A l’Hôtel de Ville de Lyon, règne une atmosphère crépusculaire dont le petit …. Doucet aimerait bien s’extirper. Mais les gardiens de la révolution (verte) veillent au grain.

Dans toutes les villes écolos, où ces mesures de bon sens sont à l’étude, on assiste à des scènes de cris et de grincement de dents. Selon nos confrères de Grenoble People, Eric Piolle aurait opposé une fin de non-recevoir catégorique aux émissaires de Jadot, dont la chute annoncée est, pour lui une aubaine, car il s’y voit déjà en 2027. De même à Bordeaux, chez Pierre Hurmic, le promoteur du sapin de Noël en résine et résidus de palettes.

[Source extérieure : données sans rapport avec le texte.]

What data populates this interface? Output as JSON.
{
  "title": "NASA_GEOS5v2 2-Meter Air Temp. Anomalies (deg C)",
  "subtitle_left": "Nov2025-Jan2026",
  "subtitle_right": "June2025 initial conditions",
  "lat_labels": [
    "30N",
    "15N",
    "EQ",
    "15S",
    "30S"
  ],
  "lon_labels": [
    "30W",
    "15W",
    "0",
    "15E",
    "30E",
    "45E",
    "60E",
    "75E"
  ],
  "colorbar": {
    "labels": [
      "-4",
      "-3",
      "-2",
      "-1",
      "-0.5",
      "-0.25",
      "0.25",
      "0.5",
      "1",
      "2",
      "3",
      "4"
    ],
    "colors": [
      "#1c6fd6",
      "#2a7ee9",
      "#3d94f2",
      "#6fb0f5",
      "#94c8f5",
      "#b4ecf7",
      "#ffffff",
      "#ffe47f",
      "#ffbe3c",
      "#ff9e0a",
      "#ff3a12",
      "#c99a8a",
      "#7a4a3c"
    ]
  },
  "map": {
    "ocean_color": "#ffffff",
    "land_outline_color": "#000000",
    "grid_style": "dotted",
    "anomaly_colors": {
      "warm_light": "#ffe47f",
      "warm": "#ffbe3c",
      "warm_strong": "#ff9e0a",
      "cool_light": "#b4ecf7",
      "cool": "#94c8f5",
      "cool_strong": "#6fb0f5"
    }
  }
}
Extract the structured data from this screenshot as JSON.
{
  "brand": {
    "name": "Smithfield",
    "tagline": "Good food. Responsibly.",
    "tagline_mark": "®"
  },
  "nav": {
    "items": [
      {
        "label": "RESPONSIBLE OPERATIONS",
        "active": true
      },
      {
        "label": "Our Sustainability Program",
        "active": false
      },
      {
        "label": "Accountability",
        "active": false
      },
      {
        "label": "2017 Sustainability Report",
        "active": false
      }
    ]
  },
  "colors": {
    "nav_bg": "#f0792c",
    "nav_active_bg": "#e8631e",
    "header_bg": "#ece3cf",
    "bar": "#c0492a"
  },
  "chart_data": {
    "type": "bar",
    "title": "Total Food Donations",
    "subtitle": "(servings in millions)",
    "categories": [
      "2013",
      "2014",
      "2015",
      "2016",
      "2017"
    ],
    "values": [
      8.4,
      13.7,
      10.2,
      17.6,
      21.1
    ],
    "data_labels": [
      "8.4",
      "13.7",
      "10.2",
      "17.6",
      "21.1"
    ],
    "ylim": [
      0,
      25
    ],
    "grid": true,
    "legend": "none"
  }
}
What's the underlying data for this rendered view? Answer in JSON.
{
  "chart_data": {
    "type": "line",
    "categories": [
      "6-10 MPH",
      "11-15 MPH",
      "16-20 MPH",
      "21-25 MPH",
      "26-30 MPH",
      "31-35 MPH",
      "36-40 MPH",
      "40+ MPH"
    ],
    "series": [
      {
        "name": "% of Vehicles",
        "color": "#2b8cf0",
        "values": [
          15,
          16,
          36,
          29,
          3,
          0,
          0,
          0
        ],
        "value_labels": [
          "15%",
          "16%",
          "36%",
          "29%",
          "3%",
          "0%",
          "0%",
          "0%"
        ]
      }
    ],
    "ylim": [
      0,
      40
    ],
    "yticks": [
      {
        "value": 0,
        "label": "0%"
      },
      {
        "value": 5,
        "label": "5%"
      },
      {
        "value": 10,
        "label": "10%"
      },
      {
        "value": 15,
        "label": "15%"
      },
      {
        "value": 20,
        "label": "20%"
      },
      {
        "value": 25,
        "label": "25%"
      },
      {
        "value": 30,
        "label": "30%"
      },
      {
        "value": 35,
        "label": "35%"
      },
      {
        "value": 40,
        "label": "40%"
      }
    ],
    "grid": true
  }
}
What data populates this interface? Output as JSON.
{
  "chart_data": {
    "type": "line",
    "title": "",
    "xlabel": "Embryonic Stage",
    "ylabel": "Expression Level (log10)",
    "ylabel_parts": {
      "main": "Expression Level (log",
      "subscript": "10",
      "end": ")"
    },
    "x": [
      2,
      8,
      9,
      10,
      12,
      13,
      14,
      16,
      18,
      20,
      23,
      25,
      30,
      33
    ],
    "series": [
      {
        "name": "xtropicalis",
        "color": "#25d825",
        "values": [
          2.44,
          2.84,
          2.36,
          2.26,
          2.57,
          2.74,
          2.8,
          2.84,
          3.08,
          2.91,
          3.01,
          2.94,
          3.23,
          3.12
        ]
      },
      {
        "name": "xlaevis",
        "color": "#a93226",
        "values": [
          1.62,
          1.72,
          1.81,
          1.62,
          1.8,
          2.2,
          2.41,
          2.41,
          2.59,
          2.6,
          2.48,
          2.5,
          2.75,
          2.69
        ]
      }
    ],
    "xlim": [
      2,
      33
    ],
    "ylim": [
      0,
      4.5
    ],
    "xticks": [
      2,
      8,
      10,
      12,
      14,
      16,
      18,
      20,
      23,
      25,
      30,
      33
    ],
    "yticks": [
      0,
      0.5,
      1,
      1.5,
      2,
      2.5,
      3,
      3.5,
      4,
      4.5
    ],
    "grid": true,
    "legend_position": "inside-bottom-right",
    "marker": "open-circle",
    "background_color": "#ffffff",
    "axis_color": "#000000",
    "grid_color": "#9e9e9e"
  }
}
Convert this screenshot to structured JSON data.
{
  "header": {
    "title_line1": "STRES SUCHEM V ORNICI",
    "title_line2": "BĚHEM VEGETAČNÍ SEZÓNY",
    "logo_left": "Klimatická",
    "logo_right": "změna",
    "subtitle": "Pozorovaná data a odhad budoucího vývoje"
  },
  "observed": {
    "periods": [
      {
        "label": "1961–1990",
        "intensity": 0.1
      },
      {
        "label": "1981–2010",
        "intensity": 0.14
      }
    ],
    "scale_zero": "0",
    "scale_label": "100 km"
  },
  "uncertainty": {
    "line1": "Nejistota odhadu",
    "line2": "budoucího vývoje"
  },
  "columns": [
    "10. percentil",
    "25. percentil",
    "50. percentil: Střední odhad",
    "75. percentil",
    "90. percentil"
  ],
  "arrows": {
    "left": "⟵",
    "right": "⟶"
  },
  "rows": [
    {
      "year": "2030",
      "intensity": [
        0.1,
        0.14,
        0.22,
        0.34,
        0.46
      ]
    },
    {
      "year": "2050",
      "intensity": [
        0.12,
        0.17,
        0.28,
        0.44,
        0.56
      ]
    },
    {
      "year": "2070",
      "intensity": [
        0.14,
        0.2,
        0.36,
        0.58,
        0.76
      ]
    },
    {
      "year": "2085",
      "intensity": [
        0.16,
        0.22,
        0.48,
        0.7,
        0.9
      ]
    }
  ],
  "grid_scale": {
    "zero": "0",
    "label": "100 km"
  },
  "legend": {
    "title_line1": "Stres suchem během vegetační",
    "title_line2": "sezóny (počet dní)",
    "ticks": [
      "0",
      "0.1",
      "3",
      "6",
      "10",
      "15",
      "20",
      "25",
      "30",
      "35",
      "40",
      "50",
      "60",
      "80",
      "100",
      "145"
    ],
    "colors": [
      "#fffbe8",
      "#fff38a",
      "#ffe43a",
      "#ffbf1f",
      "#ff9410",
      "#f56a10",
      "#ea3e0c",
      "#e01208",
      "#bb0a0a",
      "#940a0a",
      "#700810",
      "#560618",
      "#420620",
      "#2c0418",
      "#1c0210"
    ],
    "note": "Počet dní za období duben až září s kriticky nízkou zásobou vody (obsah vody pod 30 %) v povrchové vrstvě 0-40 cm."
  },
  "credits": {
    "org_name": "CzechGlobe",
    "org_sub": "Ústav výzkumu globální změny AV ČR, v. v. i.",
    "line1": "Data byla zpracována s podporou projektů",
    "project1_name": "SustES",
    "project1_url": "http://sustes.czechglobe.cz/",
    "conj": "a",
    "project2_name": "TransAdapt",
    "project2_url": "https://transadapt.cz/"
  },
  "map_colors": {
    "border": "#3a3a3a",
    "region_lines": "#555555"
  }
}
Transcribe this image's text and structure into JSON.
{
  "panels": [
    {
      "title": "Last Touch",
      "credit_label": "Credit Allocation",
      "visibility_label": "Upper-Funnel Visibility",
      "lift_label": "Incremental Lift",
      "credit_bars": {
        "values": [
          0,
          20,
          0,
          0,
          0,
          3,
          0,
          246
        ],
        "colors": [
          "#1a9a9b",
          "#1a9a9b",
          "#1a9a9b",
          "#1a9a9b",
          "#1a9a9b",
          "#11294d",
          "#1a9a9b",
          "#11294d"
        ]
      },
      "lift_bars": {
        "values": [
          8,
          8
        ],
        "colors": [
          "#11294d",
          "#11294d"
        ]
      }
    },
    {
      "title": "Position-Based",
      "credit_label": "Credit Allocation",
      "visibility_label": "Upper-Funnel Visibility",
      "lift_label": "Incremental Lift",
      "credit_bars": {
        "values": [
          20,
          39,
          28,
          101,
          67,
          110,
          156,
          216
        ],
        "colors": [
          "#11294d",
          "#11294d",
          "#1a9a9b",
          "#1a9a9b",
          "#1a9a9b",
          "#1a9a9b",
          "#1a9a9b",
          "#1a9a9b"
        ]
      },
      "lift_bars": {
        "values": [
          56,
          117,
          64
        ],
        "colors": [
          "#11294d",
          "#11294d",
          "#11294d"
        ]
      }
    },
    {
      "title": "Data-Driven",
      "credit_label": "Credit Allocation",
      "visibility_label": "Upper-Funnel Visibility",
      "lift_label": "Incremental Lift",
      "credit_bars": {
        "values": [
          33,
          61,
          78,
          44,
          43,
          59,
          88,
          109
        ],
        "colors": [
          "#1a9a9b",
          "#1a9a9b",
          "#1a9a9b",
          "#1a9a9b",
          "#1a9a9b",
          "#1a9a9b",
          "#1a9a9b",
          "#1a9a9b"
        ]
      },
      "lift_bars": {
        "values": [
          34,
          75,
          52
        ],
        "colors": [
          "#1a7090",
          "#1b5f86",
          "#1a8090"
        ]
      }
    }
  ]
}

Les derniers arbitrages sont en cours à Lyon où, malgré les tiraillements au sein de la majorité islamo-gauchiste et la nouvelle menace de démission du petit Doucet, sous pression de sa compagne en partance, le pragmatisme devrait l’emporter. Pour qu’elles soient vites assimilées des électeurs, la mise en place de ces mesures devrait avoir lieu fin avril, mais il est trop tôt pour exclure que toutes ces bonnes intentions ne finissent pas en queue de… poisson (d’avril, bien sûr !).